4077 sayılı Tüketicinin Korunması Hakkında Kanun’un 16.maddesinde “Ticari reklam ve ilanların yasalara ve genel ahlaka uygun, dürüst ve doğru olmaları esastır.
Tüketiciyi aldatıcı, yanıltıcı veya onun tecrübe ve bilgi noksanlıklarını istismar edici, tüketicinin can ve mal güvenliğini tehlikeye düşürücü, şiddet hareketlerini ve suç işlemeyi özendirici, kamu sağlığını bozucu, hastaları, yaşlıları, çocukları ve özürlüleri istismar edici reklam ve ilanlar yapılamaz.” hükmü yer almaktadır.
Yine aynı Yasanın 25.maddesi üçüncü fıkrasında 16.maddeye aykırı haraket edenler hakkında para cezası uygulanacağı, 16.maddeye aykırılığın ülke düzeyinde yayın yapan yazılı, sözlü, görsel vesair araçlarla gerçekleşmesi halinde ise cezanın on katının uygulanacağı öngörülmüştür.
21.12.1995 tarih ve 22500 sayılı Resmi Gazetede yayımlanan Ticari Reklam ve İlanlara İlişkin İlkeler ve Uygulama Esaslarına Dair Tebliğin 3.maddesinde “Mecra (Reklam araçları) kuruluşu ise reklamı hedef kitleye ulaştıran iletişim kanallarının yada her türlü reklam taşıyan aracın sahibi, işleticisi veya kiralayıcısı olan gerçek ve/veya tüzel kişiyi ifade eder” şeklinde tanımlanmaktadır.

4077 sayılı Yasanın 3.maddesinde her ne kadar “Mecra Kuruluşu” tanımlanmamış ise de aynı Yasanın 16.maddesine aykırılık fiili ancak ticari reklam ve ilanların hedef kitleye ulaştırılması ile işleneceğinden ve bu iş de yine mecra kuruluşu aracılığıyla yapılacağından, bunları yasa kapsamı dışında saymaya hukuken imkan görülmemektedir.
Bu durumda, 4077 sayılı Kanun’un amacına uygun olarak tüketiciyi koruma amacıyla ticari ilan ve reklamı yayınlayan yayın kuruluşlarının da cezai sorumluluk kapsamında bulunduğunun kabulüyle, davanın esasına girilerek bir karar verilmesi gerektiğinden, Kanun’un yayın kuruluşlarını kapsamadığı gerekçesiyle işlemin iptali yolunda verilen mahkeme kararının kanun yararına bozulması gerekmektedir.
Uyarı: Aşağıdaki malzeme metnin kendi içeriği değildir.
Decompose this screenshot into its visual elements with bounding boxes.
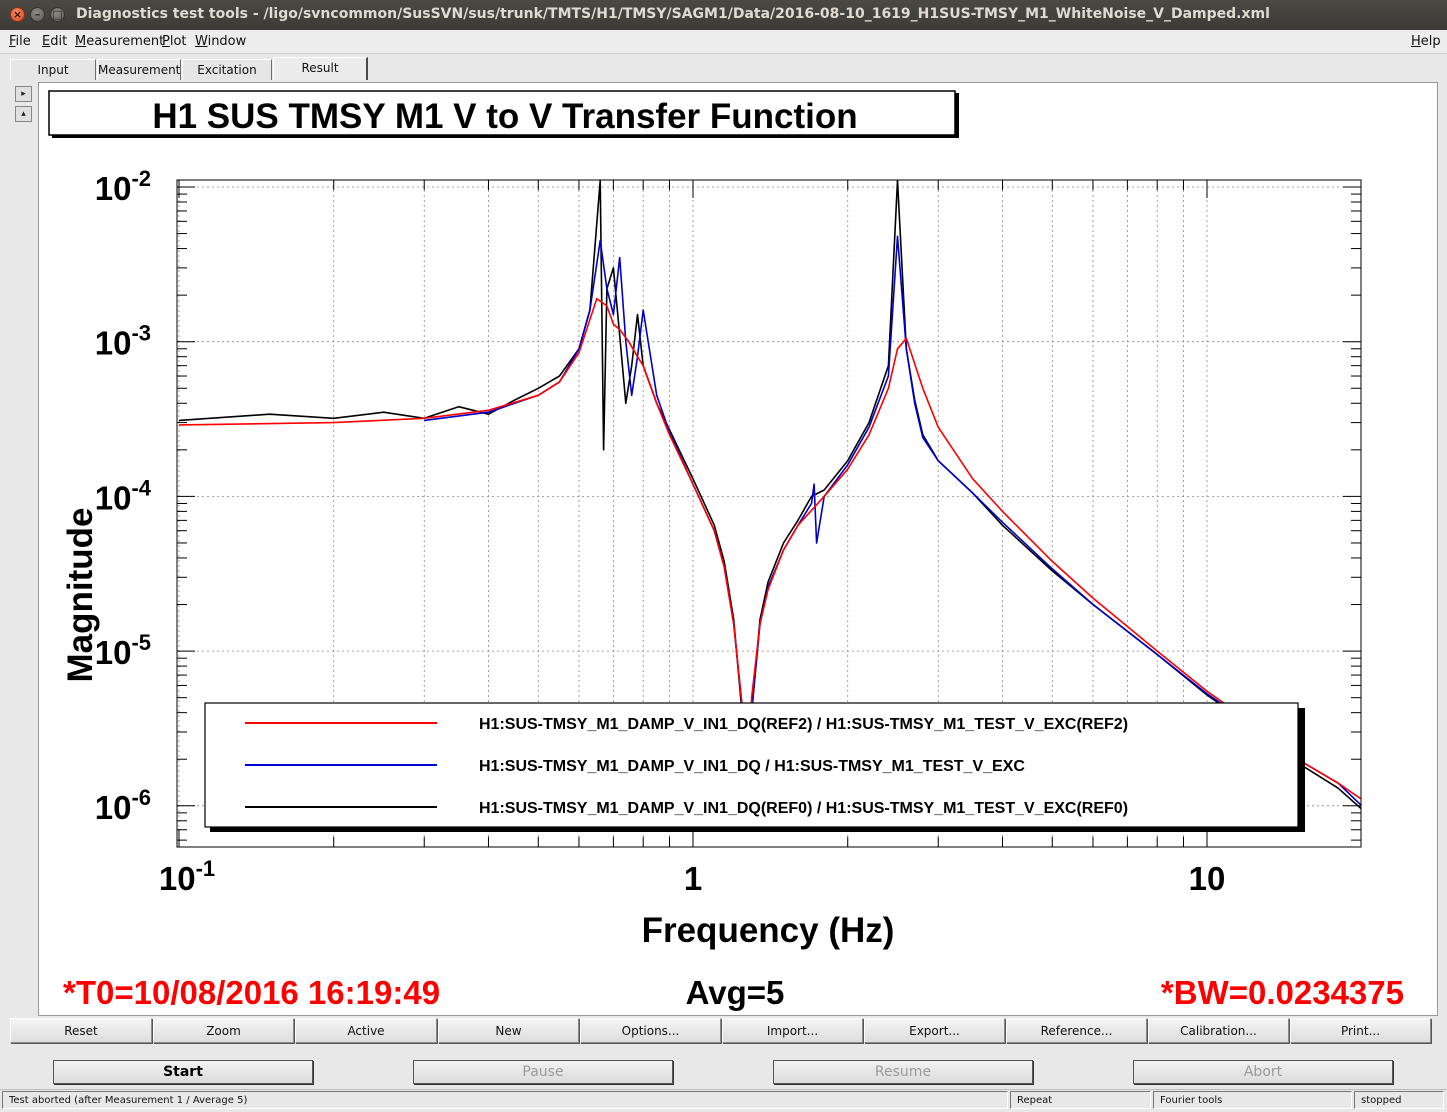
menu-help-label: elp [1420, 34, 1441, 49]
status-message: Test aborted (after Measurement 1 / Aver… [2, 1091, 1008, 1109]
plot-series-group [178, 180, 1361, 810]
menu-plot-mnemonic: P [162, 34, 170, 49]
bw-text: *BW=0.0234375 [1161, 974, 1404, 1011]
arrow-right-icon: ▸ [21, 89, 26, 99]
plot-legend[interactable]: H1:SUS-TMSY_M1_DAMP_V_IN1_DQ(REF2) / H1:… [204, 702, 1299, 828]
new-button[interactable]: New [438, 1018, 579, 1043]
plot-title-box [48, 90, 956, 136]
x-tick-label: 10 [1189, 860, 1226, 897]
plot-title: H1 SUS TMSY M1 V to V Transfer Function [152, 97, 857, 136]
tab-bar: Input Measurement Excitation Result [0, 55, 1447, 80]
menu-measurement[interactable]: Measurement [75, 34, 164, 49]
y-tick-label: 10-4 [95, 475, 152, 516]
reference-button[interactable]: Reference... [1006, 1018, 1147, 1043]
x-tick-label: 1 [684, 860, 702, 897]
zoom-button[interactable]: Zoom [153, 1018, 294, 1043]
status-tool: Fourier tools [1153, 1091, 1352, 1109]
options-button[interactable]: Options... [580, 1018, 721, 1043]
arrow-up-icon: ▴ [21, 109, 26, 119]
print-button[interactable]: Print... [1290, 1018, 1431, 1043]
calibration-button[interactable]: Calibration... [1148, 1018, 1289, 1043]
minimize-icon: – [34, 8, 41, 21]
window-titlebar: × – □ Diagnostics test tools - /ligo/svn… [0, 0, 1447, 30]
tab-result[interactable]: Result [273, 57, 368, 80]
y-tick-label: 10-2 [95, 166, 151, 207]
plot-ticks: 10-2 10-3 10-4 10-5 10-610-1 1 10 [95, 166, 1361, 897]
menu-window-mnemonic: W [195, 34, 208, 49]
menu-edit-label: dit [50, 34, 68, 49]
status-bar: Test aborted (after Measurement 1 / Aver… [0, 1089, 1447, 1109]
menu-help-mnemonic: H [1411, 34, 1421, 49]
active-button[interactable]: Active [295, 1018, 437, 1043]
x-axis-label: Frequency (Hz) [642, 911, 895, 950]
legend-label: H1:SUS-TMSY_M1_DAMP_V_IN1_DQ(REF0) / H1:… [479, 800, 1128, 817]
close-icon: × [12, 8, 23, 21]
resume-button[interactable]: Resume [773, 1060, 1033, 1084]
series-line-0 [178, 297, 1361, 800]
plot-canvas[interactable]: H1 SUS TMSY M1 V to V Transfer Function … [39, 83, 1439, 1017]
plot-button-row: Reset Zoom Active New Options... Import.… [10, 1018, 1432, 1044]
y-tick-label: 10-5 [95, 630, 151, 671]
menu-measurement-label: easurement [86, 34, 165, 49]
menu-file-label: ile [15, 34, 31, 49]
menu-plot-label: lot [169, 34, 187, 49]
status-state: stopped [1354, 1091, 1444, 1109]
menu-edit[interactable]: Edit [42, 34, 67, 49]
tab-input[interactable]: Input [10, 59, 96, 80]
menubar: File Edit Measurement Plot Window Help [0, 30, 1447, 54]
menu-help[interactable]: Help [1411, 34, 1441, 49]
t0-text: *T0=10/08/2016 16:19:49 [63, 974, 440, 1011]
import-button[interactable]: Import... [722, 1018, 863, 1043]
scroll-up-button[interactable]: ▴ [15, 106, 32, 122]
legend-label: H1:SUS-TMSY_M1_DAMP_V_IN1_DQ(REF2) / H1:… [479, 716, 1128, 733]
close-window-button[interactable]: × [10, 7, 25, 22]
status-repeat: Repeat [1010, 1091, 1151, 1109]
avg-text: Avg=5 [686, 974, 785, 1011]
tab-measurement[interactable]: Measurement [97, 59, 181, 80]
maximize-icon: □ [52, 8, 63, 21]
tab-excitation[interactable]: Excitation [182, 59, 272, 80]
plot-frame [176, 179, 1362, 848]
reset-button[interactable]: Reset [10, 1018, 152, 1043]
menu-edit-mnemonic: E [42, 34, 51, 49]
scroll-right-button[interactable]: ▸ [15, 86, 32, 102]
y-tick-label: 10-3 [95, 321, 151, 362]
legend-label: H1:SUS-TMSY_M1_DAMP_V_IN1_DQ / H1:SUS-TM… [479, 758, 1025, 775]
menu-file[interactable]: File [9, 34, 31, 49]
menu-window-label: indow [207, 34, 247, 49]
pause-button[interactable]: Pause [413, 1060, 673, 1084]
menu-plot[interactable]: Plot [162, 34, 187, 49]
export-button[interactable]: Export... [864, 1018, 1005, 1043]
minimize-window-button[interactable]: – [30, 7, 45, 22]
menu-file-mnemonic: F [9, 34, 16, 49]
run-control-row: Start Pause Resume Abort [0, 1055, 1447, 1087]
window-title: Diagnostics test tools - /ligo/svncommon… [76, 6, 1270, 22]
y-tick-label: 10-6 [95, 785, 151, 826]
plot-panel[interactable]: H1 SUS TMSY M1 V to V Transfer Function … [38, 82, 1438, 1016]
menu-measurement-mnemonic: M [75, 34, 87, 49]
x-tick-label: 10-1 [159, 856, 215, 897]
abort-button[interactable]: Abort [1133, 1060, 1393, 1084]
y-axis-label: Magnitude [61, 508, 100, 683]
maximize-window-button[interactable]: □ [50, 7, 65, 22]
menu-window[interactable]: Window [195, 34, 246, 49]
start-button[interactable]: Start [53, 1060, 313, 1084]
series-line-1 [424, 235, 1361, 807]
Açıklanan nedenlerle, Danıştay Başsavcılığı tarafından yapılan kanun yararına temyiz isteminin kabulü ile …İdare Mahkemesi’nin … tarih ve E:…, K:… sayılı kararının, işlemin kısmen iptaline ilişkin bölümünün 2577 sayılı İdari Yargılama Usulü Kanunu’nun 51. maddesi uyarınca hükmün hukuki sonuçlarına etkili olmamak üzere kanun yararına bozulmasına, kararın birer örneğinin ilgili Sanayi ve Ticaret Bakanlığı ile Danıştay Başsavcılığına gönderilmesine ve kararın Resmi Gazete’de yayımlanmasına, 9.10.2002 tarihinde oybirliğiyle karar verildi.